ANKARA (Cumhuriyet Bürosu) - YÖK Başkanı Prof. Dr. Erdoğan Teziç , Cumhurbaşkanının halk tarafından seçilmesini öngören anayasa paketini eleştirerek " Cumhurbaşkanının halk tarafından seçilmesine yönelik yapılan düzenleme Türkiye'de otoriter rejime davetiye çıkarma sonucunu doğurur. Çok tehlikelidir... Krize çok açık rejimlerdir bunlar. Türkiye koşullarında hiç önerilmemesi gereken bir rejimdir hem başkanlık hem yarı başkanlık" dedi.

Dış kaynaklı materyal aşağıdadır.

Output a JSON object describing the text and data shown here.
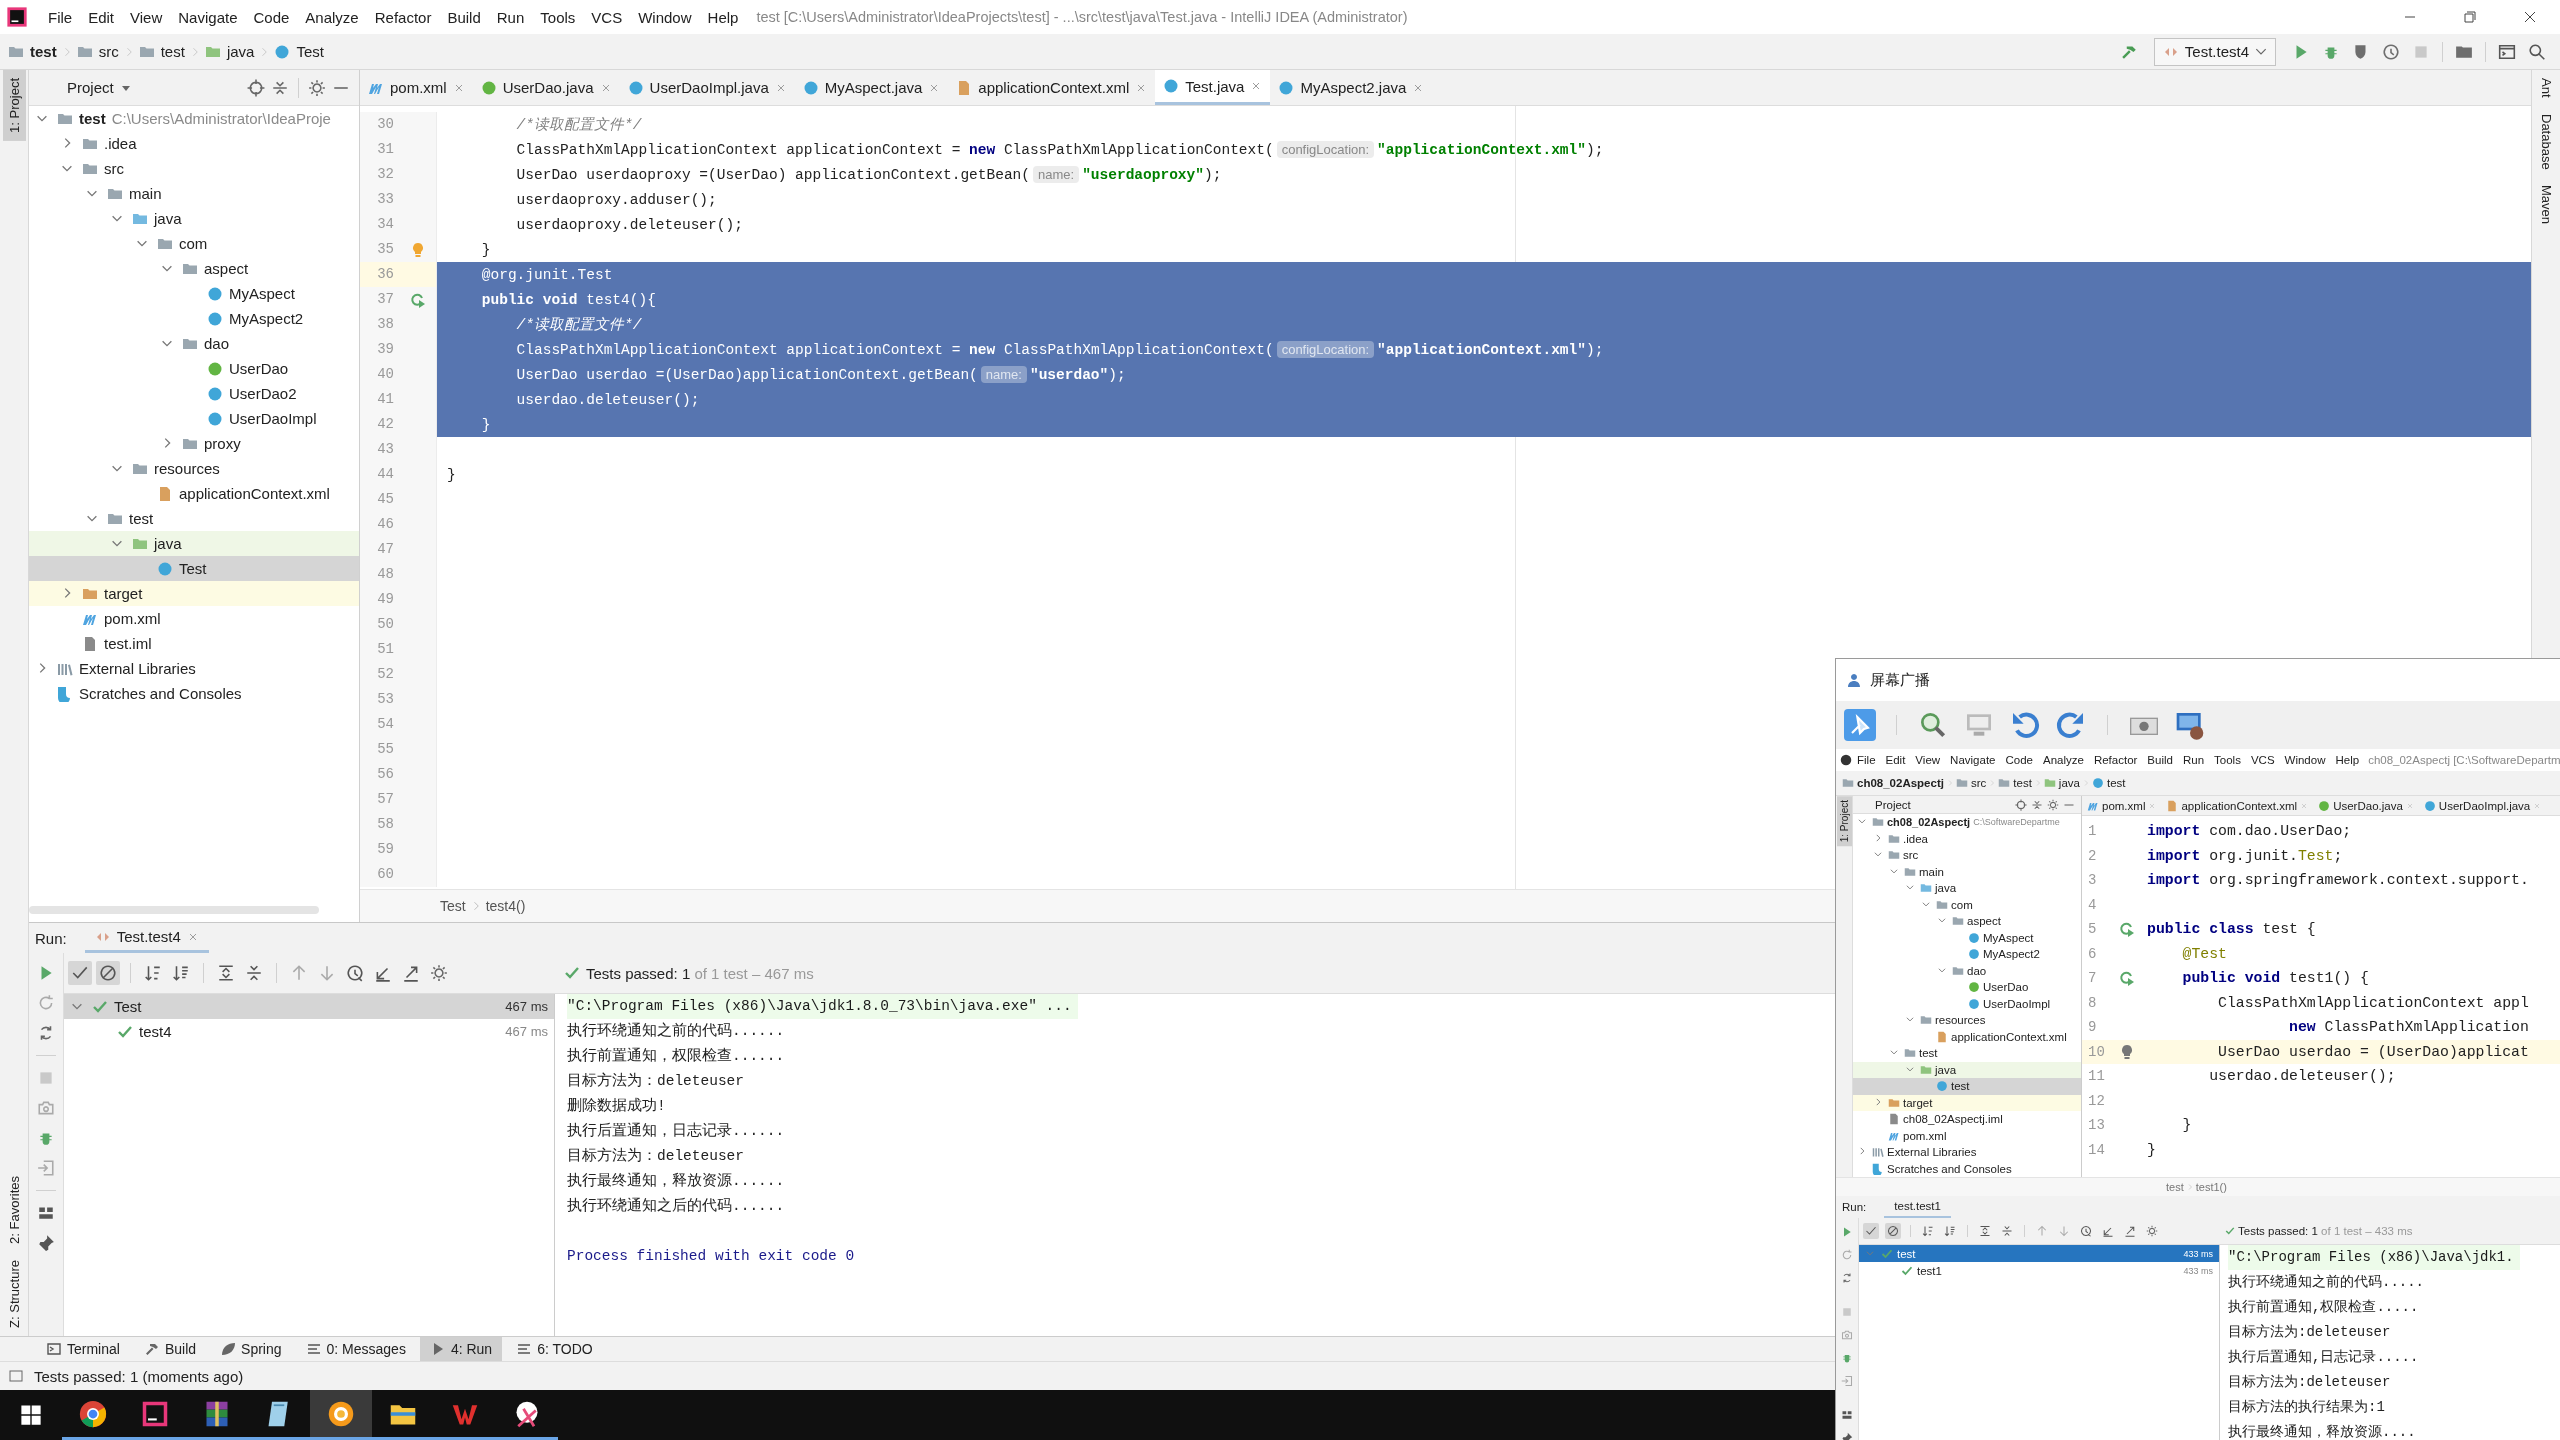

YÖK Genel Kurulu, dün Prof. Dr. Erdoğan Teziç başkanlığında toplandı. Toplantıya verilen arada gazetecilerin sorularını yanıtlayan Teziç, "Anayasa değişikliği paketini nasıl değerlendiriyorsunuz'' sorusu üzerine, anayasa değişikliğini "çok aceleye getirilmiş, gayri ciddi bir çalışma'' olarak nitelendirdi. "Üzerinde uzun uzun tartışmalar yapılacak bir süreçten geçmesi gerekirdi en azından'' diyen Teziç, şöyle devam etti: "Cumhurbaşkanının halk tarafından seçilmesine yönelik yapılan düzenleme Türkiye'de otoriter rejime davetiye çıkarma sonucunu doğurur. Çok tehlikelidir. Halk tarafından seçilmesi çok tehlikelidir. Çünkü, halk tarafından seçilecek izlenimi verdiği zaman adayları kim belirleyecek? Parti liderinin sunduğu aday seçilecek. Bu, demokratik bir seçim mi olacak? Bu çok ayrı bir sistemdir.
Darbeler kaçınılmaz oldu
Başkanlık sistemi yalnız ABD'de uygulanabilmektedir. Tarihi özellikleri vardır bu rejimin. Latin Amerika ülkeleri bu sisteme özendikleri bir dönemde askeri darbelerden başlarını alamamışlardır. ABD dışında uygulaması yoktur. Parlamenter rejimlerin ulusal özellikleri anayasaya yansır. Her ülkenin özelliği parlamenter rejimine yansır. Parlamenter rejimlerin özelliği de krizleri çözebilme konusunda pek çok anayasal fırsatı sunmuş olmasıdır. Yarı başkanlık sistemi Fransa'da uygulanan bir model olup, 10. yılında kriz yaşamış bir rejimdir. Krize çok açık rejimlerdir bunlar. Türkiye koşullarında hiç önerilmemesi gereken bir rejimdir hem başkanlık hem yarı başkanlık. Bu kadar kısa zamanda, 10-15 günlük bir kısa zaman diliminde bu kadar ciddi konular sonuçlandırılamaz. Sonraki sorunları yaşamamak için ben bir anayasacı olarak bu hatırlatmayı yapmak istiyorum.''
Değişiklik aceleye getirildi
Bir gazetecinin "Peki bu darbeye mi neden olur'' sorusu üzerine Teziç, "Darbe kelimesini kullanmak istemiyorum, rejim krizini tercih ediyorum'' dedi. Teziç, şöyle konuştu:
"Devlet başkanı yetkileri ayrı ele alınır, yasama organları yetkileri ayrı. Yargının bağımsızlığı başka bir biçimde gündeme getirilir. Yarı başkanlık diyorsanız onun da devlet başkanı yetkileri ayrıdır. Sonra halk tarafından seçildiği zaman devlet başkanı artık tarafsız bir devlet başkanı değildir. Partili bir devlet başkanı söz konusudur. Hakem rolünü oynayacak bir devlet başkanı yoktur ortada. ABD'de başkan bir partinin adamıdır. Ama ABD'de aday seçimi ön seçim yoluyla bir buçuk yıl öncesinden başlar. Parti üyesi olmayanların da katıldığı bir süreçte başkan adayı belirlenir. Çok değişik bir yapısı vardır bu sistemlerin. Bugün bize önerilen sistemin anayasa hukukunda bir adı yoktur. Bu aceleye getirilmiş bir yasak savmadır. Halk tarafından seçtirilerek güya demokratiklik sağlanmak isteniyor. Hayır, bu biçimiyle halk tarafından devlet başkanı seçilmesi aldatmacasına kimse girmesin.''
Teziç, "Tavsiyeniz ne olur'' sorusu üzerine ise "Bir an evvel bu süreci durdurup yürürlükteki sistemimizle seçimleri yapalım. Ondan sonra konu tartışılır'' yanıtını verdi.
Cumhuriyet 12.05.2007
Edited by babuna, 12.05.2007 - 03:37.